LISTEN | Neil Aggett's bravery under torture cited by Nkosinathi Biko

21 January 2020 - 09:25 By Naledi Shange
Nkosinathi Biko, the eldest son of Black Consciousness Movement leader Bantu Stephen Biko, in Johannesburg.
Nkosinathi Biko, the eldest son of Black Consciousness Movement leader Bantu Stephen Biko, in Johannesburg.
Image: Alon Skuy

It is heartless to take someone’s life and then deprive them of the right to say “I fought 'til the end”, says the son of Steve Biko on the fresh inquest into the death of Neil Aggett. Both anti-apartheid activists, Biko and Aggett, died in police detention without trial.

Nkosinathi Biko, representing the Steve Biko Foundation, attended the first day of the inquest at the High Court in Johannesburg on Monday.

LISTEN TO WHAT BIKO HAD TO SAY: 

“Neil Aggett, Ahmed Timol and many many more ... Our research has thus far got 120 names of people who were victims of torture and death in detention, many of them having been arrested healthy and then emerging out of police detention as corpses,” he told TimesLIVE.

“On that list, about three explanations are regurgitated: jumped from some floor, usually high enough to justify death, hanged himself or slipped on a bar of soap, and this is usually to deal with any trauma that may have been visible on a person’s head, such as the case with Steve Biko,” he said.

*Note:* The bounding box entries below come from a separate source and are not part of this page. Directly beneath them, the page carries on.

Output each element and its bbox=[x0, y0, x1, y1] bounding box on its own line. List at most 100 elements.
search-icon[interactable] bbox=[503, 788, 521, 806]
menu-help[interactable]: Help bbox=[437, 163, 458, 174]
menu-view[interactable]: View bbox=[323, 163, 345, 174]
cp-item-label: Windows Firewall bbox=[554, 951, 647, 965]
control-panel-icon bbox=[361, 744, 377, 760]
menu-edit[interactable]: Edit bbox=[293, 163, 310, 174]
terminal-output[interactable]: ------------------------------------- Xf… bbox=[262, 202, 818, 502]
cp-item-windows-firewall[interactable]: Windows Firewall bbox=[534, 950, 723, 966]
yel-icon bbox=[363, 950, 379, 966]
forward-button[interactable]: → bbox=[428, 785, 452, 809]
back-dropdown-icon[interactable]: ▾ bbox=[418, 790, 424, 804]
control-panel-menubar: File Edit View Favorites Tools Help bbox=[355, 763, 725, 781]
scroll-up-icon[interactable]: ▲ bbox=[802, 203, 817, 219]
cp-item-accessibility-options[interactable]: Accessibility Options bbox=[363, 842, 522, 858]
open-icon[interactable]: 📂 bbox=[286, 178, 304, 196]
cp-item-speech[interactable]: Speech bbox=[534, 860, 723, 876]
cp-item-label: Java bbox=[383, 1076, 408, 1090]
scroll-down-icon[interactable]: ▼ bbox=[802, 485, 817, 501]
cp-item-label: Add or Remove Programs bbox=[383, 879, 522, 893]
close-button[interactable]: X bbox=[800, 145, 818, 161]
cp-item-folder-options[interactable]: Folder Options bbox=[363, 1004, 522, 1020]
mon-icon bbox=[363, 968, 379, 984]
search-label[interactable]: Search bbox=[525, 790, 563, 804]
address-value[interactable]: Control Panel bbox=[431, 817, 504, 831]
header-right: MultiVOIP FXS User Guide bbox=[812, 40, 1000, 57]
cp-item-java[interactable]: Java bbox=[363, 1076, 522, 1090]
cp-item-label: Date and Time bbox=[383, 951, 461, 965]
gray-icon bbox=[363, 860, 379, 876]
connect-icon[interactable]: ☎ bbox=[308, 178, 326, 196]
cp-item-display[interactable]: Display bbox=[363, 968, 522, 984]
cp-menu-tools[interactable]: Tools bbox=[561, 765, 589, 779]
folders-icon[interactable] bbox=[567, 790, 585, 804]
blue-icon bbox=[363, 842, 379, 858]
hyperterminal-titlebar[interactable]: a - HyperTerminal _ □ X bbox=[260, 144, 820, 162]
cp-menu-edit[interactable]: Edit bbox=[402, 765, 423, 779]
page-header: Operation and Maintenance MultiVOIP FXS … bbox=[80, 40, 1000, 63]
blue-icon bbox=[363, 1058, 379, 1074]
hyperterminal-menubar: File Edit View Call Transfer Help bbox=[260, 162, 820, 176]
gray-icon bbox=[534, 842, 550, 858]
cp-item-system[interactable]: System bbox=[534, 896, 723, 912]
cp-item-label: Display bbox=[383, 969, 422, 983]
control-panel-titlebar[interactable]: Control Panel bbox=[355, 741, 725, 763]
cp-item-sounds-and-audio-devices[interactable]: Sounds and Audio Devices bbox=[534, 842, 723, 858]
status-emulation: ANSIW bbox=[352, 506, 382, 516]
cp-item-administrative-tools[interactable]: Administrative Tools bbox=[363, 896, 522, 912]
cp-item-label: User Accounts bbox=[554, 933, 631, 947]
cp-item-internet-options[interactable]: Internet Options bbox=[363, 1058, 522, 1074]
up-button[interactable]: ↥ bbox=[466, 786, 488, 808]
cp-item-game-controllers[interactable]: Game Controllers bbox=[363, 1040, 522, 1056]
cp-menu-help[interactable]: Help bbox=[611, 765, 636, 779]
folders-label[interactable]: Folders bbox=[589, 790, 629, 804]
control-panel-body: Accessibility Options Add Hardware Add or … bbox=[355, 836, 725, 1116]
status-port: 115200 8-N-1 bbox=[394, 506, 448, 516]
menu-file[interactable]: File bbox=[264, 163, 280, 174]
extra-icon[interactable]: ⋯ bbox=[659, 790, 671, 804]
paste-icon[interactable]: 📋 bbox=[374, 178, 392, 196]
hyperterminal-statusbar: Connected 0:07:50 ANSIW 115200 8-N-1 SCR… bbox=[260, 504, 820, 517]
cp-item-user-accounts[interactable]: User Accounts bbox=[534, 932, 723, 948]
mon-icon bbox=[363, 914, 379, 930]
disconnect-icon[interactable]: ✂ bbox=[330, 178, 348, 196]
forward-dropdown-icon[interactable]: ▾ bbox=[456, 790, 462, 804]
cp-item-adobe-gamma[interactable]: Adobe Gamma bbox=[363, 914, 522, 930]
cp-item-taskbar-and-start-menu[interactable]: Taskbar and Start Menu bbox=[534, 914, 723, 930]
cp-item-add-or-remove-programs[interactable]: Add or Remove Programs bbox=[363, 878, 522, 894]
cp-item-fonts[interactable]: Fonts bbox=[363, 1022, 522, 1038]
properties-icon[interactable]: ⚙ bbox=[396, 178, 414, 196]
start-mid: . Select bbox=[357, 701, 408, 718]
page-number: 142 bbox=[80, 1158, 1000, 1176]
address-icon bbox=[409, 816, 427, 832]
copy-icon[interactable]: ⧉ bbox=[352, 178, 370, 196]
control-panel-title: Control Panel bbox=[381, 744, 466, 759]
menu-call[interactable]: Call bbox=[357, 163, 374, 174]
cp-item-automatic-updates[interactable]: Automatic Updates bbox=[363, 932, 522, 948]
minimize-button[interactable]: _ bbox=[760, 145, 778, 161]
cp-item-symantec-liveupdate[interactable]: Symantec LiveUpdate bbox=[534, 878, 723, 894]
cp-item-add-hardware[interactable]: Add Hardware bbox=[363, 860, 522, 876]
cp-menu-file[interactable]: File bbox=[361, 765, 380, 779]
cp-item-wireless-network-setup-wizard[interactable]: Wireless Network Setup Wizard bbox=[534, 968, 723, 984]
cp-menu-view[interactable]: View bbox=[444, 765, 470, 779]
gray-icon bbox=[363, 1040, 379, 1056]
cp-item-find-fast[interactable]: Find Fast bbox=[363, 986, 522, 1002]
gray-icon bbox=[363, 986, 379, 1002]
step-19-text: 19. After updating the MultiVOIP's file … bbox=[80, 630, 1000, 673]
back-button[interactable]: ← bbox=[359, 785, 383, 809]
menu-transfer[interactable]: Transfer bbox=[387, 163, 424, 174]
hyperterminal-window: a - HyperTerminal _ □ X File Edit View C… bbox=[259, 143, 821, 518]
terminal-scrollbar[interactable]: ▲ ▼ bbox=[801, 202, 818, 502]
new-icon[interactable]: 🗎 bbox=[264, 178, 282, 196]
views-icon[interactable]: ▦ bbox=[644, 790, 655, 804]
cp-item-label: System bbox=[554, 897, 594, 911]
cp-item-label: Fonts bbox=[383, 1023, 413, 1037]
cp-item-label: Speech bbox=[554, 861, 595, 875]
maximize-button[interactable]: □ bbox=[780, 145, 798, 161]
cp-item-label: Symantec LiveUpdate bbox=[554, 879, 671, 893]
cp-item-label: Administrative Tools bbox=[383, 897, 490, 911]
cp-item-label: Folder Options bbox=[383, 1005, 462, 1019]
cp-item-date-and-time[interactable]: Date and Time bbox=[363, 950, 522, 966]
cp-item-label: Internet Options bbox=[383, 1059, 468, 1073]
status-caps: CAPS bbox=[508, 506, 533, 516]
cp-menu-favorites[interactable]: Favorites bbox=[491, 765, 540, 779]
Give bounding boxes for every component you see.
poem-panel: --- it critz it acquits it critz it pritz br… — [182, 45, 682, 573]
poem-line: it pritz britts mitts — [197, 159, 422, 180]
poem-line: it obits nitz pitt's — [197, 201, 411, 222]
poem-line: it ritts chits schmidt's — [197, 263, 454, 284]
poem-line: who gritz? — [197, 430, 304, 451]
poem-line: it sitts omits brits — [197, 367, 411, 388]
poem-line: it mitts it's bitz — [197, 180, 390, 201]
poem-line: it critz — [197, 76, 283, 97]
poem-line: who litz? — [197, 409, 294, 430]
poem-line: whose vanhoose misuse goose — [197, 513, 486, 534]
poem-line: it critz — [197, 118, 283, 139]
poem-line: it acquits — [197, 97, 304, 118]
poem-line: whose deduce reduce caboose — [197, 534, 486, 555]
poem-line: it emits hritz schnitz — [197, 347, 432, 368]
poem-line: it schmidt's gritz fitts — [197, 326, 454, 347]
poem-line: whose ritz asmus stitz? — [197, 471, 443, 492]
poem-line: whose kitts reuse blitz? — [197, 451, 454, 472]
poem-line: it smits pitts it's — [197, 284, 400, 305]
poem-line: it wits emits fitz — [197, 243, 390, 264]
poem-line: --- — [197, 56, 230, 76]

His father was 30 when he died in police custody in September 1977. He was arrested in Port Elizabeth, where he was stripped naked, shackled and interrogated for days on end. He was then taken to Pretoria for medical attention. At first, police said he died from a hunger strike. Later, they said Biko hit his head against a wall during a scuffle. An inquest into his death found that no person was responsible for his death. The police officers who were allegedly behind the deadly interrogation filed an amnesty application, but did not give details of what led to Biko’s death.

As officers were expected to take to the stand to testify in the Aggett inquest, Biko said: “I have learnt in the case of Steve Biko, at the TRC, where one thought the process was designed to benefit even the perpetrator, that people would be coming forth and telling the truth ... I have learnt that it doesn’t happen. So we shouldn’t go in with those kinds of expectations, but we should go in with a determination that the truth lies somewhere, with some of the people who may be able to reveal new evidence that takes us to a different account of the last days of Neil Aggett,” he said.

This inquest into Aggett’s death comes 38 years after he was found hanging in a police cell in the infamous John Vorster Square police station in the Johannesburg CBD. There, he was imprisoned and interrogated for more than 70 days. An inquest in 1982, just months after his passing, ruled his death suicide, a claim his family refuted. They waited for years to have a fresh inquest approved and held.

“Yes, the wheels of justice grind slowly, but they will grind slower if we don’t put pressure behind our institutions,” Biko said.

Aggett's chief interrogator, then Lt Stephan Whitehead, died last year.

But Biko said it was still possible for the court to find other role players. “This case is just in the reach of the law because the one person who was spearheading this may be dead, but there may others who come out of the woodwork. This happened in 1982 and the average age of those people would be about 65 or thereabout. In the case of Steve Biko, they would be about 75 ... So this particular one is exciting, because if not the perpetrator then certainly witnesses and fellow activists, who were tortured similarly or by the same team, are still there to place on record the heroism of Neil Aggett,” Biko said.

He said in his father’s case before the TRC, they only managed to get one person to speak some truth about his father’s killing. “We were able to get one person who seemed to be facing death who wanted to get into a conversation about what possibly happened and we were able to accept some information that we didn’t have before,” he said. This process, he said, would hopefully bring closure to Aggett’s family.

Aggett’s sister, Jill Burger, returned to SA from England this week to, hopefully, put this chapter to rest.

“I suspect it will be a relief to the family to have a file that says Neil Aggett was tortured violently and was killed, as opposed to a file that says he killed himself. It’s double jeopardy to take someone’s life and then to take away from them even the last word that says ‘I fought til the end'," said Biko.